Trey - I did hear back from Dr. Shah.  He indicated that it is possible to have a constitutional chromosome translocation, in which case BCR-ABL disappears and 10:17 stays after treatment with TKIs. It is also possible that the disease might have evolved prior to treatment.  BUT, if the patient is correctly diagnosed as CP CML, the treatment outcome with TKIs is similar to patients who do not have secondary chromosomal translocations (I believe inferring that the disease did not progress prior to treatment).  He didn't mention Sprycel.  He suggests getting another BMB done in the future, rather than just relying on blood testing for PCR.  If I don't reach 10% detectability or less at 3 months (late May), I will ask for a BMB then to see what is going on.   I have responded well to treatment so far, and if I continue to respond well, I will have a BMB done in about a year or so.  With any luck, I won't need to go see him or switch to Sprycel, but only time will tell.  I will be vigilant.  And I'll keep you posted.  Thanks for your input!  The available online literature on this subject is old, spotty and scary, but I've had two specialists basically say that there's no need for alarm (yet) and to just keep a close eye on everything.

[Trey]

It is good to have Dr Shah's input, which should be reassuring.  Either way I would have a BMB at 6 months, not 1 year.  The information is so sparse on this issue that extra testing is a very good idea.  The BMB is the only way to know what is going on with the t(10;17).

[Lucas]

Sorry for the late response.
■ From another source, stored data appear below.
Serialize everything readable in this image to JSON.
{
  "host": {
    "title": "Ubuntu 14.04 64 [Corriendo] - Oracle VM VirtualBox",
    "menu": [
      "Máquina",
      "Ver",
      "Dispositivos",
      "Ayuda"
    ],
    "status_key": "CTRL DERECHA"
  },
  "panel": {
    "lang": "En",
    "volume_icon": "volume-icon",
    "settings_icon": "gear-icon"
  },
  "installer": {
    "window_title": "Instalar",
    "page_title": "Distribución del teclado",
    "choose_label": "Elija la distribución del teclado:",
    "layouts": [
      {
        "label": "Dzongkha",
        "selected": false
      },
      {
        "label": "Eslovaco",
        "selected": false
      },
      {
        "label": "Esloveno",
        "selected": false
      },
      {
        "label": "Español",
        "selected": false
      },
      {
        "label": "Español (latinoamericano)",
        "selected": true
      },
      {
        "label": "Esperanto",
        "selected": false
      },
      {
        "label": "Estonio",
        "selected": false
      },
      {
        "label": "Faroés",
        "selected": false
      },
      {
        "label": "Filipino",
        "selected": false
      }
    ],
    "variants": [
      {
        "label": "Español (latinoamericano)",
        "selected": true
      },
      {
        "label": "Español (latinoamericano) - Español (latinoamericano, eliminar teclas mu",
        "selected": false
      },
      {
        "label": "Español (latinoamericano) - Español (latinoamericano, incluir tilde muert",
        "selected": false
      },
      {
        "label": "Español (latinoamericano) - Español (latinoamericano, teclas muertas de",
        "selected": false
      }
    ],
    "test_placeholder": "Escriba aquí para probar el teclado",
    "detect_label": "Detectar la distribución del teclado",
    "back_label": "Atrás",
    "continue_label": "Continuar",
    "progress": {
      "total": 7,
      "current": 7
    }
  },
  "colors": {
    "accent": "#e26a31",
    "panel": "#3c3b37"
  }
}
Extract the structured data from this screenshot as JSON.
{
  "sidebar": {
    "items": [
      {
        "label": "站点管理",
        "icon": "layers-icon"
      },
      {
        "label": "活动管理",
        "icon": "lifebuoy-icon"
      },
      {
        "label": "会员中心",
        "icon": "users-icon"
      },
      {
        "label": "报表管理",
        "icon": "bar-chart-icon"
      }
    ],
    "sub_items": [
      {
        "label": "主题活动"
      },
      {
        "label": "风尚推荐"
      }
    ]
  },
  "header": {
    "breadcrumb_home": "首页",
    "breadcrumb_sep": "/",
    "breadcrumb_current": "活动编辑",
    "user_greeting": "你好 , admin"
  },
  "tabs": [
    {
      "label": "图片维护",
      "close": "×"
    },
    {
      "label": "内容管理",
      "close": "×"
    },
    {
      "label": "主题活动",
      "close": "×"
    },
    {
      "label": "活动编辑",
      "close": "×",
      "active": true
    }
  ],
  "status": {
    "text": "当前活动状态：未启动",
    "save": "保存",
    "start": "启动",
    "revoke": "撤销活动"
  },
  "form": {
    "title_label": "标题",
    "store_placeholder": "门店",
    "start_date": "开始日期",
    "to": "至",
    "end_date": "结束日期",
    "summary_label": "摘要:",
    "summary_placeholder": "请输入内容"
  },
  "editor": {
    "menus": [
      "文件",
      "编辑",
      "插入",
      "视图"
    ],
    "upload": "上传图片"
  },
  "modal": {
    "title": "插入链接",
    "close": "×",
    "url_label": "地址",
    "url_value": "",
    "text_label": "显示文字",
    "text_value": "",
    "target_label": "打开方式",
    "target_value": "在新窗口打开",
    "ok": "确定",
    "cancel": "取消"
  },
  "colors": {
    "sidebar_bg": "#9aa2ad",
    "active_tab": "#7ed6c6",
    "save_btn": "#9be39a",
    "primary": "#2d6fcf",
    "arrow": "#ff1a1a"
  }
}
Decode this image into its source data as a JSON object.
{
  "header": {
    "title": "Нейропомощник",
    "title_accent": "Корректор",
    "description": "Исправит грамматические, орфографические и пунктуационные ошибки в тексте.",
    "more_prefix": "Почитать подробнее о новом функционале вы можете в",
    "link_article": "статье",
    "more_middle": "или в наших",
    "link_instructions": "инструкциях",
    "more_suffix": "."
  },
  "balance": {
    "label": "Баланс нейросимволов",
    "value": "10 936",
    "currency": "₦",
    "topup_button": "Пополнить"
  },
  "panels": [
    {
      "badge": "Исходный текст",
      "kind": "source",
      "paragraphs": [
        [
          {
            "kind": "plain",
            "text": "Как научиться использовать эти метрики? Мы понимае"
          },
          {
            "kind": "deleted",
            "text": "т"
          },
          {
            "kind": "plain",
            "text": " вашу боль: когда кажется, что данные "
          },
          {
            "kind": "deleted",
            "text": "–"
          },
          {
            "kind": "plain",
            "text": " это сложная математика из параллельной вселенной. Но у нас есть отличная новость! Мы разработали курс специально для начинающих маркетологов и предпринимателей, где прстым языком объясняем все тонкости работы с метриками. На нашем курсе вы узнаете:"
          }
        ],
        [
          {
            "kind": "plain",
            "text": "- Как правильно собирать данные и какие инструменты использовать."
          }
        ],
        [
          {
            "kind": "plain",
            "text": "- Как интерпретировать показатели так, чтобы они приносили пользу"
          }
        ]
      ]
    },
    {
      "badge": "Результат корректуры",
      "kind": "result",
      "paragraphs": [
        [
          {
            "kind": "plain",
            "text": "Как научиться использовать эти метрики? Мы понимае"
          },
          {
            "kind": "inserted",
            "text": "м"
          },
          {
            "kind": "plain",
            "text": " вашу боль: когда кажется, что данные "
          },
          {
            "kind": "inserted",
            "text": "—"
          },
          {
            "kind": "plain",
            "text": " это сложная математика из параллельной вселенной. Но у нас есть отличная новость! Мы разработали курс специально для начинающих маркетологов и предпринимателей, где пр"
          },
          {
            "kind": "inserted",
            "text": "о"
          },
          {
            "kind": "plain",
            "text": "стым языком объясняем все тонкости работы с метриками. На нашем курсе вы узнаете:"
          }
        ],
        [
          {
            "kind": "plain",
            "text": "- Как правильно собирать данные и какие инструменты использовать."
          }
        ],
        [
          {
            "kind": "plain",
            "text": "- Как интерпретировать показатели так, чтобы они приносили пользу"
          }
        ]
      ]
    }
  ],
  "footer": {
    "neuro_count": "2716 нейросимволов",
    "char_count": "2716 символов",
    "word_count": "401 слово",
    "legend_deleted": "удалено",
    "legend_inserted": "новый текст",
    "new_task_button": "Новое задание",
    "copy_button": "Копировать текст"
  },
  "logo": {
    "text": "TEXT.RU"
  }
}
My second translocation is between chromossomes 13 and 14. It's a "common" translocation. It happens in 1/1000 humans. You can have a kariotype of your peripheral blood to find out. Good luck.

[Trey]

The t(13;14) is a Robertsonian translocation and is not a blood translocation.  In leukemia, only blood translocations matter. 

[campanula]

Three month PCR results in from 5/18/16:  BCR-ABL1 P210 = 0.88% (down from 59.4492% on 2/15/16).  I'm VERY relieved!

[Buzzm1]

Three month PCR results in from 5/18/16:  BCR-ABL1 P210 = 0.88% (down from 59.4492% on 2/15/16).  I'm VERY relieved!

Great progress campanula!  

[rcase13]

Three month PCR results in from 5/18/16: BCR-ABL1 P210 = 0.88% (down from 59.4492% on 2/15/16). I'm VERY relieved!

That is great and well on your way to PCRU.